Мы с Настей безотрывно наблюдали за их работой, хладнокровно направляя на них оружие. Я пребывал в необычном шоковом спокойствии; когда вокруг то и дело льется кровь, минуты без насилия становятся безмятежными, и я решил для себя совершенно точно: «больше никто сегодня не пострадает».
— Все лицом вниз, руки за голову. — В приказном тоне продолжал я. Все четверо замерли, упираясь лицами в траву в ожидании экзекуции. Я не думал о том, как выразить свои эмоции и свое состояние, я лишь сделал глубокий дрожащий вдох и начал говорить. — Как это, Феликс? Что это значит? Два месяца назад ты рассказывал мне свой план преображения мира, говорил о сострадании, о том, что люди будут жить, как братья, под твоим началом. А теперь ты…, - пытаясь завершить предложение, я ощутил, как мои нервы приблизились к точке срыва, в горле защемило, и на глазах начали наворачиваться слезы, — ты убил эту женщину. Она ведь была твоей копией, как ты мог так хладнокровно… — И снова ступор, снова мой голос подрагивал. Это, черт возьми, не по-мужски, но я ничего не мог поделать. Видимо, я еще не готов был видеть смерть и ходить рядом с ней по тонкой грани. — Я все понял, Феликс, — уже несколько спокойнее продолжил я, — в твоем самокопировании я почему-то представлял тебя сложным коллективным интеллектом. Теперь я вижу, насколько это далеко от истины. Ты не коллективный интеллект, — тут мой тон начал непроизвольно подниматься, — вы все просто толпа особей, которым плевать друг на друга. Вы ничуть не лучше остальных людей, даже хуже, потому что все — копии эгоистичного, запертого в себе социопата. Ты хотел создать вирус — ты его создал. Этот вирус и есть ты, и он погубит человечество, если его не остановить. — Тон моего голоса колебался между спокойным и нервным, почти взрывным, я сам становился похож на ненормального. — Пора начать дезинфекцию. — Я направил ствол на одного из них, надеясь, что он это заметит. Для убедительности, я щелкнул полувзводом.
— Стой! Не надо! — Вдруг сорвался один из них. — У меня жена и трое детей, они не знают, что я обратился. — Он разорялся, раздувая ртом песок, и даже под страхом смерти он выражался почти безэмоционально, просто потому что не умел иначе, но, зная Феликса, я понимал: он был напуган до смерти. Я не говорил ни слова и намеренно давил на него своей невозмутимостью. — Моя дочь ждет ребенка… — Вдогонку прохрипел он.
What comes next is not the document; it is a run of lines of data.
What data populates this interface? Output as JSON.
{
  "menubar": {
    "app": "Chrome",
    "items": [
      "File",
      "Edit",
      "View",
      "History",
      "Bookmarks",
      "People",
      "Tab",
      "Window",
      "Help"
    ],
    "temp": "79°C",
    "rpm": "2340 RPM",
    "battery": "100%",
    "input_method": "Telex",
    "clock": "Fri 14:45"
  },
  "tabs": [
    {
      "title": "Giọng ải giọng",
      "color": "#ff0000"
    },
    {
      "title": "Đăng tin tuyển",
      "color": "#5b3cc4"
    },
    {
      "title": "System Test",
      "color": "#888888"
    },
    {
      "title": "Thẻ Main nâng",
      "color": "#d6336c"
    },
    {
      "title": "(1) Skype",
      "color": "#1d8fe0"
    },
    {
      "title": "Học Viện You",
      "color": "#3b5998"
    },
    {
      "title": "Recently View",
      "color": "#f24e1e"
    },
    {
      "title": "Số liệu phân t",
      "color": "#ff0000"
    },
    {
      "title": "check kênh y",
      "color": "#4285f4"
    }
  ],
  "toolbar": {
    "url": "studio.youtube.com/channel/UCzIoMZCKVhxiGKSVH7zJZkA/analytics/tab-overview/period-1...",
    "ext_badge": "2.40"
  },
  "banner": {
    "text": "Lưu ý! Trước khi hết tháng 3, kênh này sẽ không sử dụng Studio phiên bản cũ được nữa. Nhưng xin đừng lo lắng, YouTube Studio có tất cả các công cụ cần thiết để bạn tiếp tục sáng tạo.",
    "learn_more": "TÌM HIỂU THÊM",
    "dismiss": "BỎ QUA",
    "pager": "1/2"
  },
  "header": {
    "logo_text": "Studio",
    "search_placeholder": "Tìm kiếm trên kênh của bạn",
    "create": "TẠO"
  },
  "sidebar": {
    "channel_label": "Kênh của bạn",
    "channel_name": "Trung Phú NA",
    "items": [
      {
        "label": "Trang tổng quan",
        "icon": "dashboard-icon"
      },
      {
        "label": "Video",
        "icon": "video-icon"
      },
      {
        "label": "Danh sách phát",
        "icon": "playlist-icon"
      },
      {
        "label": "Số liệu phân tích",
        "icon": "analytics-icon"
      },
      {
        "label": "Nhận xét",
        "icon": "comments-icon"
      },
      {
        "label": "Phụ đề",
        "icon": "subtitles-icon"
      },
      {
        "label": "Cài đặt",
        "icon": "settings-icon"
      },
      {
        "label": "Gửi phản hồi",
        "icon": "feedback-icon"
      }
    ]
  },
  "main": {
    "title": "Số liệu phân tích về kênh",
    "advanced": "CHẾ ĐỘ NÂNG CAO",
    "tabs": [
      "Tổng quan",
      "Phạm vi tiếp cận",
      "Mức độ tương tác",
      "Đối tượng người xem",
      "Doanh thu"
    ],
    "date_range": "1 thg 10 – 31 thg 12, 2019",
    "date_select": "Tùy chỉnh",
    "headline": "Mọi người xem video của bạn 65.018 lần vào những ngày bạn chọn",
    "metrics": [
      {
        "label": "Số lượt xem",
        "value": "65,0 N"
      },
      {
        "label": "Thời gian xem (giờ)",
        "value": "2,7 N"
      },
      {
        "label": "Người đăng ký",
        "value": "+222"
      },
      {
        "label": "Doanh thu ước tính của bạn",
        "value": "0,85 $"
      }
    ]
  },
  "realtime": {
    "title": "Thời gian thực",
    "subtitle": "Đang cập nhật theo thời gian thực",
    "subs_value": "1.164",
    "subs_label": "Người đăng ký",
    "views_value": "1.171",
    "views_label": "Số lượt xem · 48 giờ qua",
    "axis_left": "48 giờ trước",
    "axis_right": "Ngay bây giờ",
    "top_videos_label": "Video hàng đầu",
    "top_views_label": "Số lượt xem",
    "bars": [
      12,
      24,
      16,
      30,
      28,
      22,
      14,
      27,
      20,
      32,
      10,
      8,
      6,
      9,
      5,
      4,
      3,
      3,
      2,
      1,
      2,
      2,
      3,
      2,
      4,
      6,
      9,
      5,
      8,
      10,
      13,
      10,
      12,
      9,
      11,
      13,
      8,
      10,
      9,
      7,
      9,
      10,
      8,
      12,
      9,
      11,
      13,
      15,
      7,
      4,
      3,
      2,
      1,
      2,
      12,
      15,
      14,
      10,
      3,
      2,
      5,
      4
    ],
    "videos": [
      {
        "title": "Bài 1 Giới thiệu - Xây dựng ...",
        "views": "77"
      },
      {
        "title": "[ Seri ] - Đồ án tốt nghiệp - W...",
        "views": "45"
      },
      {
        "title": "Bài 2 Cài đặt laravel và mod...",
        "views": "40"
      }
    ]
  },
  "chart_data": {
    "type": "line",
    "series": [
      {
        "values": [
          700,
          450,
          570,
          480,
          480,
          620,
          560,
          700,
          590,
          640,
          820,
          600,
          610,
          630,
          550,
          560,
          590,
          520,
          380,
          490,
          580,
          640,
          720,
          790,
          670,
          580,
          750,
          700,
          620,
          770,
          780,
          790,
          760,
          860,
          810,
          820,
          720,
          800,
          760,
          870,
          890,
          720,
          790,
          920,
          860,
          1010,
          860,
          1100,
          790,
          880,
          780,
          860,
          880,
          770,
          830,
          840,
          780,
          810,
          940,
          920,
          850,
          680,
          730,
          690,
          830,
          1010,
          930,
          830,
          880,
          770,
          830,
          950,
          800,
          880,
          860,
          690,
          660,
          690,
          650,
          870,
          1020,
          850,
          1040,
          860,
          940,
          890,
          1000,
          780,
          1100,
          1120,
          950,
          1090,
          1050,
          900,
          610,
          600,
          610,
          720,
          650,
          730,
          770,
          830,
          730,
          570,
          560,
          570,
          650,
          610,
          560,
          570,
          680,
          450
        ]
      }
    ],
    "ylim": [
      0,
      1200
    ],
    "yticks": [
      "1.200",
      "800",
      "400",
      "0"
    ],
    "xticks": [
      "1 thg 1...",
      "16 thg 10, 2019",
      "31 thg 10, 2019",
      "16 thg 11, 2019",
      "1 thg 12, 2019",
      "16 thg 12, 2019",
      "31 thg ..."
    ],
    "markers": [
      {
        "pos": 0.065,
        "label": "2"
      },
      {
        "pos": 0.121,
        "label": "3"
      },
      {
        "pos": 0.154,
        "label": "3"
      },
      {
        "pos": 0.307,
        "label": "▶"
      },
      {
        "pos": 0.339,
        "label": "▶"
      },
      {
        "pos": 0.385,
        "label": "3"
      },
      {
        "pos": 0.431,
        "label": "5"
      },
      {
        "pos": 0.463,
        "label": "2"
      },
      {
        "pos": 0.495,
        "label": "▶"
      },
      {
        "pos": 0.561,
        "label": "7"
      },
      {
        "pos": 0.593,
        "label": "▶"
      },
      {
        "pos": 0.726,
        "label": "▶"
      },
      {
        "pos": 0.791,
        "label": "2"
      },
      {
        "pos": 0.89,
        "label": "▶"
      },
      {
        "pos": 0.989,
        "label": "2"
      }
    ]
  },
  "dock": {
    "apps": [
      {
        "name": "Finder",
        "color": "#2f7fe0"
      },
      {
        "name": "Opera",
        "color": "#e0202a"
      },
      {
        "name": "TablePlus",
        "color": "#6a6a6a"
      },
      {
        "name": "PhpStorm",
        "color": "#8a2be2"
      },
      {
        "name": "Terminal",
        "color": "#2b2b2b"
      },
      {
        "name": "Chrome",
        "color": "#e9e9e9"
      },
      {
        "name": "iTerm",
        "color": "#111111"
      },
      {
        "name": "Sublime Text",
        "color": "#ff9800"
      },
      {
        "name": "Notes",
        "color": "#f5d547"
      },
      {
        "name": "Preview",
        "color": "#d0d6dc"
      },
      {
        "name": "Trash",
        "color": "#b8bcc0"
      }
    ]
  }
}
"Твою мать…", — подумал я, и мой взгляд резко изменился. Теперь на мою совесть давили тысячи ничего не подозревающих людей, с кем Феликс легко и незаметно породнился. Он и вправду настоящий вирус — зараженную клетку нельзя попросту удалить без вреда для организма, ее необходимо вылечить. Как это сделать, никто не знал. Я снова посуровел лицом, мои пальцы крепко сжали рукоятку.
— Андрей, не надо. — Опять взмолился он. — Совесть замучает тебя.
Его довод был чертовски сильным, но я неотступно направлял на них оружие.
— Держи их на мушке. — Я оставил пленников Насте, а сам направился к полицейской машине.
Четырьмя выстрелами я спустил колеса и снова возник над спинами Феликса, подобно палачу. Нужно было что-то сказать напоследок, подвести черту, кратко и емко объяснить ему его никчемность, но это не имело смысла. Его больше нельзя было воспринимать как человека, это вирус, каждый его экземпляр опасен, но бороться с каждым в отдельности бесполезно. Вероятно, это осознание стало моим первым значимым шагом на пути борьбы с Феликсом.